Die Auszahlung des variablen Teils der Vergütung hängt dann in beiden Fällen davon ab, ob bzw. zu wie viel Prozent das definierte Ziel vom Arbeitnehmer erreicht wurde.
Arbeitgeber sollten dabei im Blick behalten, dass die Ziele realistisch bleiben. Ist das nicht der Fall, kann der Arbeitnehmer bei unerreichbaren Zielen 100 % der variablen Vergütung verlangen, weil die Zielvorgaben bzw. -vereinbarungen unwirksam waren.
Arbeitgeber sollten außerdem im Blick behalten: Variable Lohnbestandteile sind auch im Zusammenhang mit Entgeltdiskriminierung relevant. Dazu unser Beitrag „Boni und variable Gehälter: Falle bei der Entgeltdiskriminierung?“.

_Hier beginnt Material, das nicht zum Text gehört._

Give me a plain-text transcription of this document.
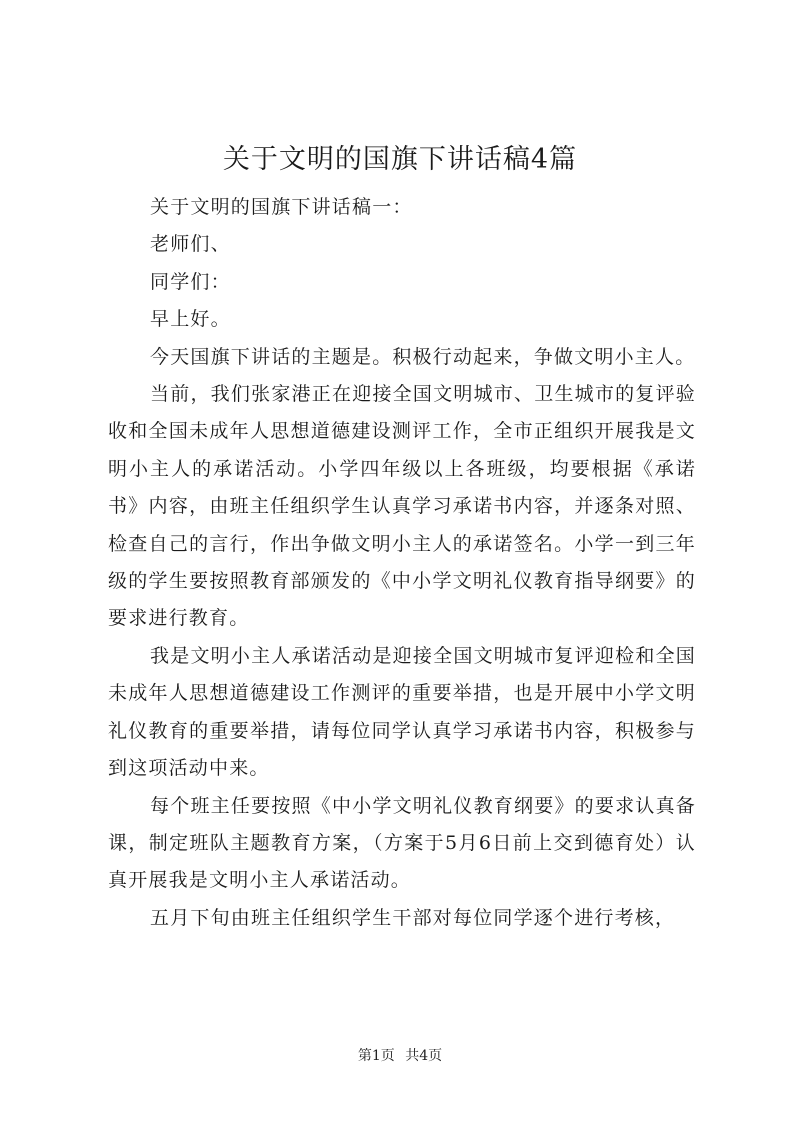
关于文明的国旗下讲话稿4篇

关于文明的国旗下讲话稿一：

老师们、

同学们：

早上好。

今天国旗下讲话的主题是。积极行动起来，争做文明小主人。

当前，我们张家港正在迎接全国文明城市、卫生城市的复评验收和全国未成年人思想道德建设测评工作，全市正组织开展我是文明小主人的承诺活动。小学四年级以上各班级，均要根据《承诺书》内容，由班主任组织学生认真学习承诺书内容，并逐条对照、检查自己的言行，作出争做文明小主人的承诺签名。小学一到三年级的学生要按照教育部颁发的《中小学文明礼仪教育指导纲要》的要求进行教育。

我是文明小主人承诺活动是迎接全国文明城市复评迎检和全国未成年人思想道德建设工作测评的重要举措，也是开展中小学文明礼仪教育的重要举措，请每位同学认真学习承诺书内容，积极参与到这项活动中来。

每个班主任要按照《中小学文明礼仪教育纲要》的要求认真备课，制定班队主题教育方案，（方案于5月6日前上交到德育处）认真开展我是文明小主人承诺活动。

五月下旬由班主任组织学生干部对每位同学逐个进行考核，

第1页 共4页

Zielvorgaben – zu spät wird teuer
Im Fall vor dem Landesarbeitsgericht (LAG) Köln ging es um den Zeitpunkt, zu dem ein Arbeitgeber eine Zielvorgabe konkret festlegte.
Zwischen dem Arbeitgeber und einem Arbeitnehmer mit Führungsverantwortung waren fester und variabler Lohn vereinbart. Immerhin 50 % der Summe des festen vereinbarten Lohns sollten bei Erreichen der Zielvorgabe „on top“ gezahlt werden.
In einer Betriebsvereinbarung war dazu für das maßgebliche Jahr 2019 definiert: Zielvorgaben sind bis zum 01. März festzulegen. Der Arbeitgeber ließ sich allerdings deutlich mehr Zeit und gab konkrete Zahlen und Gewichtungen der Zielvorgabe erst Mitte Oktober 2019 bekannt.
Als der Mitarbeiter das Unternehmen im November 2019 verließ, zahlte der Arbeitgeber nur etwa 50 % der variablen Vergütung aus – gemessen an den mitgeteilten, erreichten Vorgaben.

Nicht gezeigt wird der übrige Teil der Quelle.